According to one story, Leif and the other Viking warriors fled their village and cowered behind some rocks when the Skraelings attacked. Freydis Eriksdottir, then nearly nine-months pregnant, tore open her blouse to expose her breasts, then picked up a shield and sword dropped by the fleeing Vikings, and counter-attacked. She succeeded in repelling the attack and defending the brave Viking warriors.

In another story, Karlsefni and his people had sailed to the mouth of the river in an area which they called Hop. According to the Sagas:

And early one morning, as they looked around, they beheld nine canoes made of hides, and snout-like staves were being brandished from the boats, and they made a noise like flails, and twisted round in the direction of the sun’s motion.

Then Karlsefni said, “What will this betoken?” Snorri answered him, “It may be that it is a token of peace; let us take a white shield and go to meet them.” And so they did. Then did they in the canoes row forwards, and showed surprise at them, and came to land. They were short men, ill-looking, with their hair in disorderly fashion on their heads; they were large-eyed, and had broad cheeks. And they stayed there awhile in astonishment. Afterwards they rowed away to the south, off the headland.

Another story in the Sagas describes trade with the Skraelings:

Now when spring began, they beheld one morning early, that a fleet of hide-canoes was rowing from the south off the headland; so many were they as if the sea were strewn with pieces of charcoal, and there was also the brandishing of staves as before from each boat. Then they held shields up, and a market was formed between them; and this people in their purchases preferred red cloth; in exchange they had furs to give, and skins quite grey. They wished also to buy swords and lances, but Karlsefni and Snorri forbad it. They offered for the cloth dark hides, and took in exchange a span long of cloth, and bound it round their heads; and so matters went on for a while.

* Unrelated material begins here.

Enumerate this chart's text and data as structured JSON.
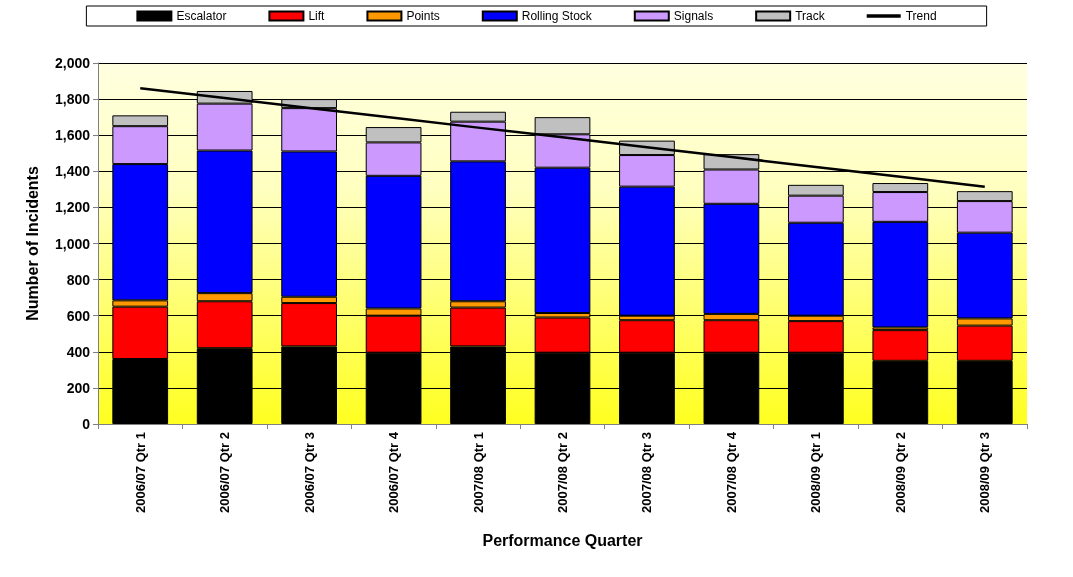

Stories of encounters with Native Americans who had superior numbers and could hold their own in a fight with the Vikings discouraged permanent Norse settlements in North America.

Other Sites:

Viking Landing

A re-enactment of the Viking landing in North America is shown above.

While L’Anse aux Meadows is the only Viking archaeological site known in North America at this time, the Sagas certainly describe many other possible sites. According to the Sagas, the Vikings and their cattle settled at several of these sites and remained in them at least through the winter.

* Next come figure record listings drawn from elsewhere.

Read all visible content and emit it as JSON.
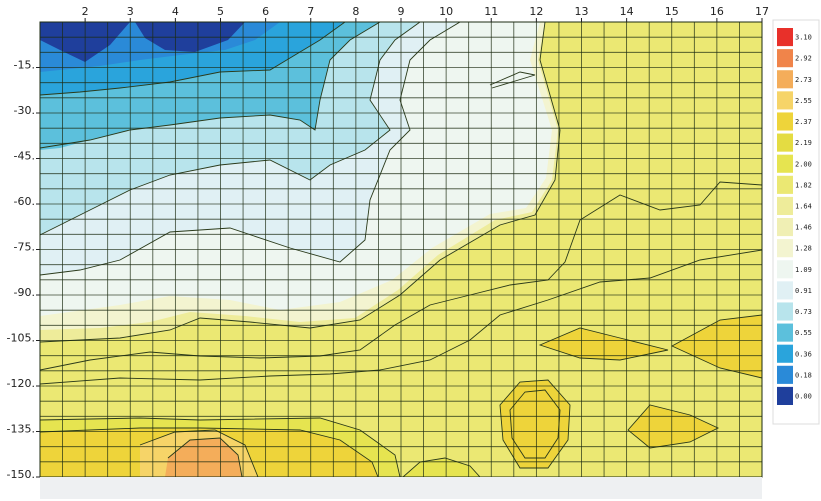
{
  "chart_data": {
    "type": "heatmap",
    "title": "",
    "xlabel": "",
    "ylabel": "",
    "x_ticks": [
      2,
      3,
      4,
      5,
      6,
      7,
      8,
      9,
      10,
      11,
      12,
      13,
      14,
      15,
      16,
      17
    ],
    "y_ticks": [
      -15,
      -30,
      -45,
      -60,
      -75,
      -90,
      -105,
      -120,
      -135,
      -150
    ],
    "xlim": [
      1,
      17
    ],
    "ylim": [
      -150,
      0
    ],
    "grid": true,
    "colorbar": {
      "position": "right",
      "levels": [
        "3.10",
        "2.92",
        "2.73",
        "2.55",
        "2.37",
        "2.19",
        "2.00",
        "1.82",
        "1.64",
        "1.46",
        "1.28",
        "1.09",
        "0.91",
        "0.73",
        "0.55",
        "0.36",
        "0.18",
        "0.00"
      ],
      "colors": [
        "#e8302a",
        "#f0844a",
        "#f4ad5a",
        "#f6d468",
        "#eed43a",
        "#e4dc42",
        "#e6e450",
        "#ebe873",
        "#eeec9a",
        "#f0efb4",
        "#f3f4d0",
        "#eef6f0",
        "#e0f0f4",
        "#b8e4ec",
        "#5cc0dc",
        "#2aa4dc",
        "#2a8ad8",
        "#1f3f9c"
      ]
    }
  }
}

With regard to the land called Hop in the Sagas:

Karlsefni proceeded southwards along the land, with Snorri and Bjarni and the rest of the company. They journeyed a long while, and until they arrived at a river, which came down from the land and fell into a lake, and so on to the sea. There were large islands off the mouth of the river, and they could not come into the river except at high flood-tide.

With regard to their settlement at Hop, the Sagas say:

They had built their settlements up above the lake. And some of the dwellings were well within the land, but some were near the lake. Now they remained there that winter. They had no snow whatever, and all their cattle went out to graze without keepers.

Map Viking

A map of the Viking world is shown above.

While the last recorded voyage to North America was made by Thorfinn Karlesfni, who was married to Gudrid (the widow of Leif’s brother Thorstein), about 1015, there were numerous hunting and trading expeditions into the area between 1050 and 1350. Some of these expeditions travelled into Hudson’s Bay. The need for timber often motivated the Greenland Norse to make the voyage to Markland. In 1347, one ship drifted off course after having made a trip to Markland and eventually reached Iceland.